The Task-Encoder allows to customize the blend of datasets given their accumulated blending weights:

# All the typing is optional
class CaptioningTaskEncoder(
    DefaultTaskEncoder[CaptioningSample, CaptioningSample, CaptioningRawBatch, CaptioningBatch]
):
    ...
    
    def build_train_datasets(
        self,
        *,
        datasets: List[Tuple[BaseCoreDataset[CaptioningSample], float]],
        worker_config: WorkerConfig,
        batch_size: int,
        batch_drop_last: bool,
        virtual_epoch_length: int = 0,
    ) -> SavableDataset[ImageTaskBatch]:
        # The default implementation uses MixDataset, which mixes the datasets according to their weights
        # This could be customized, e.g. to batch the datasets first (i.e. each batch only contains data from a single datset)
        # and then blend, which would yield the same distribution.
        dataset = BlendDataset(
            *datasets,
            worker_config=worker_config,
        )
        # Build batches from blended samples
        dataset = self.build_batch(
            dataset,
            batch_size=batch_size,
            batch_drop_last=batch_drop_last,
            worker_config=worker_config,
        )
        # Optionally epochize
        if virtual_epoch_length > 0:
            dataset = EpochizeDataset(
                dataset,
                length=virtual_epoch_length,
                worker_config=worker_config,
            )
        return dataset

Classes

DatasetLoaderInterface: Common interface for dataset loaders.

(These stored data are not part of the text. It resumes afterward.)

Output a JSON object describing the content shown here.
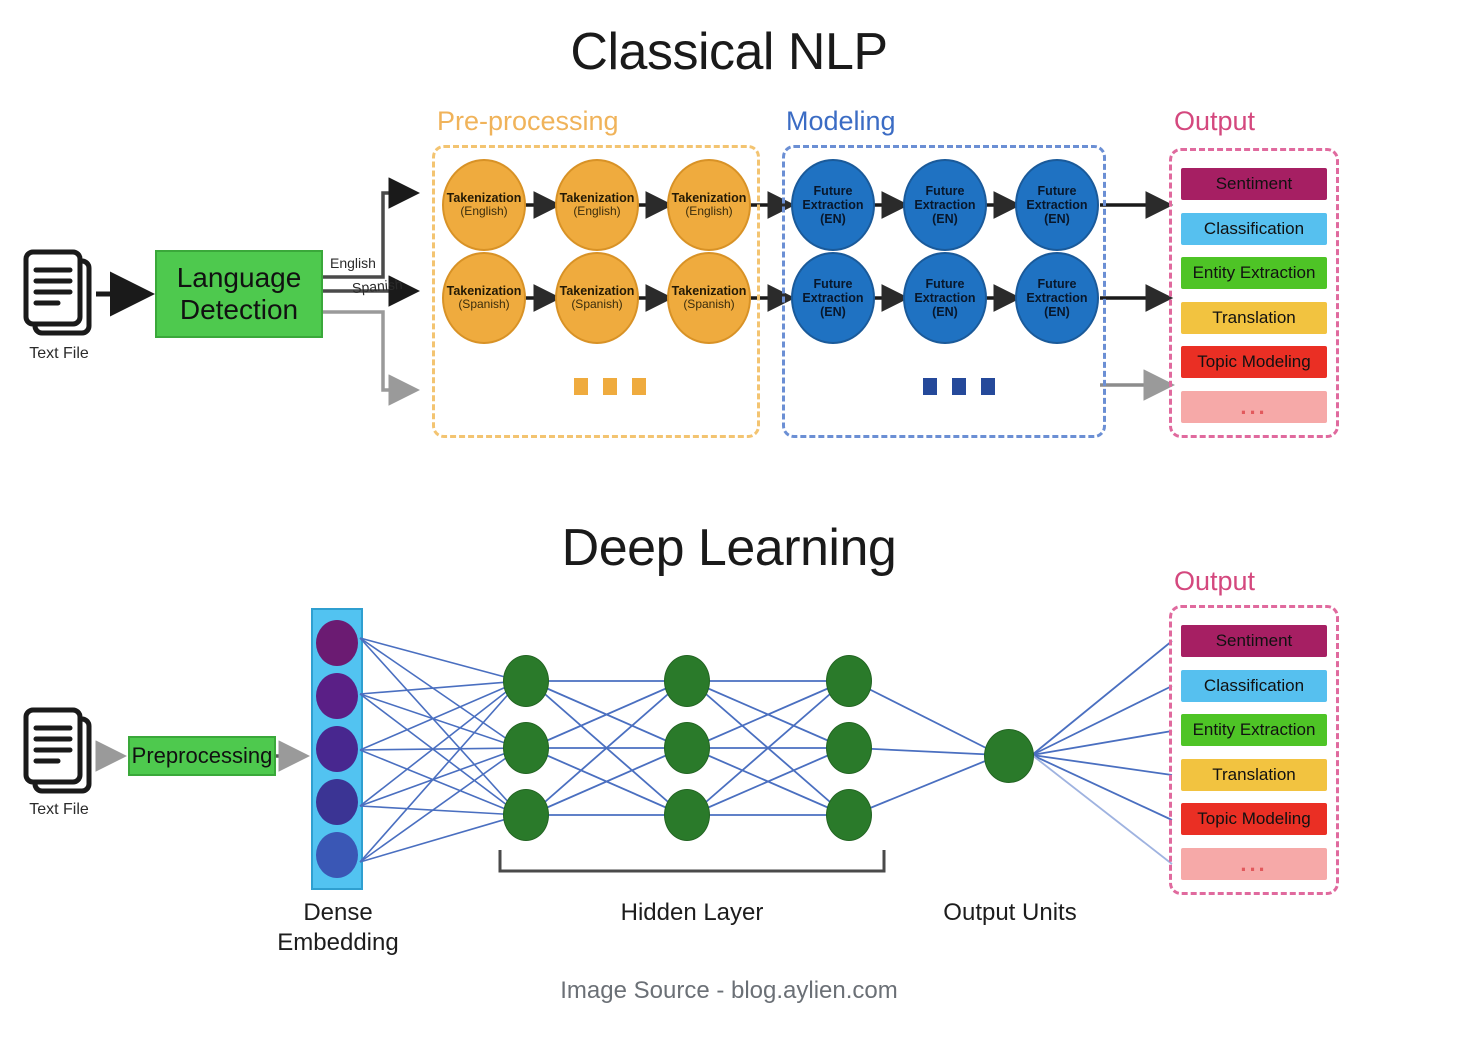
{
  "figure": {
    "footer": "Image Source - blog.aylien.com"
  },
  "classical": {
    "title": "Classical NLP",
    "input": {
      "icon": "text-file-icon",
      "caption": "Text File"
    },
    "language_detection": {
      "label_line1": "Language",
      "label_line2": "Detection",
      "color": "#4ec94e"
    },
    "branch_labels": {
      "english": "English",
      "spanish": "Spanish"
    },
    "stages": [
      {
        "key": "preprocessing",
        "heading": "Pre-processing",
        "heading_color": "#f0b35a",
        "border_color": "#f3c471",
        "node_color": "#efab3e",
        "dots_color": "#efab3e",
        "rows": [
          {
            "language": "English",
            "nodes": [
              {
                "line1": "Takenization",
                "line2": "(English)"
              },
              {
                "line1": "Takenization",
                "line2": "(English)"
              },
              {
                "line1": "Takenization",
                "line2": "(English)"
              }
            ]
          },
          {
            "language": "Spanish",
            "nodes": [
              {
                "line1": "Takenization",
                "line2": "(Spanish)"
              },
              {
                "line1": "Takenization",
                "line2": "(Spanish)"
              },
              {
                "line1": "Takenization",
                "line2": "(Spanish)"
              }
            ]
          }
        ]
      },
      {
        "key": "modeling",
        "heading": "Modeling",
        "heading_color": "#3b6cc4",
        "border_color": "#6b8fd4",
        "node_color": "#1f72c2",
        "dots_color": "#25499a",
        "rows": [
          {
            "language": "English",
            "nodes": [
              {
                "line1": "Future",
                "line2": "Extraction",
                "line3": "(EN)"
              },
              {
                "line1": "Future",
                "line2": "Extraction",
                "line3": "(EN)"
              },
              {
                "line1": "Future",
                "line2": "Extraction",
                "line3": "(EN)"
              }
            ]
          },
          {
            "language": "Spanish",
            "nodes": [
              {
                "line1": "Future",
                "line2": "Extraction",
                "line3": "(EN)"
              },
              {
                "line1": "Future",
                "line2": "Extraction",
                "line3": "(EN)"
              },
              {
                "line1": "Future",
                "line2": "Extraction",
                "line3": "(EN)"
              }
            ]
          }
        ]
      }
    ],
    "output": {
      "heading": "Output",
      "heading_color": "#d4487e",
      "border_color": "#e06a9e",
      "items": [
        {
          "label": "Sentiment",
          "color": "#a61f63"
        },
        {
          "label": "Classification",
          "color": "#56c0ef"
        },
        {
          "label": "Entity Extraction",
          "color": "#4ec426"
        },
        {
          "label": "Translation",
          "color": "#f2c340"
        },
        {
          "label": "Topic Modeling",
          "color": "#ea2f24"
        },
        {
          "label": "...",
          "color": "#f6a9a8"
        }
      ]
    }
  },
  "deep_learning": {
    "title": "Deep Learning",
    "input": {
      "icon": "text-file-icon",
      "caption": "Text File"
    },
    "preprocessing": {
      "label": "Preprocessing",
      "color": "#4ec94e"
    },
    "dense_embedding": {
      "label_line1": "Dense",
      "label_line2": "Embedding",
      "panel_color": "#52c3f1",
      "node_count": 5,
      "node_colors": [
        "#6b1b72",
        "#5a1f86",
        "#48278f",
        "#3b3494",
        "#3a57b5"
      ]
    },
    "hidden_layer": {
      "label": "Hidden Layer",
      "columns": 3,
      "nodes_per_column": 3,
      "node_color": "#2a7a2a",
      "edge_color": "#4a6fc0"
    },
    "output_units": {
      "label": "Output Units",
      "node_color": "#2a7a2a",
      "count": 1
    },
    "output": {
      "heading": "Output",
      "heading_color": "#d4487e",
      "border_color": "#e06a9e",
      "items": [
        {
          "label": "Sentiment",
          "color": "#a61f63"
        },
        {
          "label": "Classification",
          "color": "#56c0ef"
        },
        {
          "label": "Entity Extraction",
          "color": "#4ec426"
        },
        {
          "label": "Translation",
          "color": "#f2c340"
        },
        {
          "label": "Topic Modeling",
          "color": "#ea2f24"
        },
        {
          "label": "...",
          "color": "#f6a9a8"
        }
      ]
    }
  }
}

Provides methods for constructing/loading the actual train- or val-mode dataset.
- MetadatasetV2: The metadataset loader using the yaml example above. Blends datasets for train-mode, and concatenates for val-mode.
- DatasetLoader: The dataset loader using a dataprepped folder (containing .nv-meta folder).

Functions

get_train_dataset: Returns the train-mode (meta)dataset.
get_val_dataset: Returns the val-mode (meta)dataset.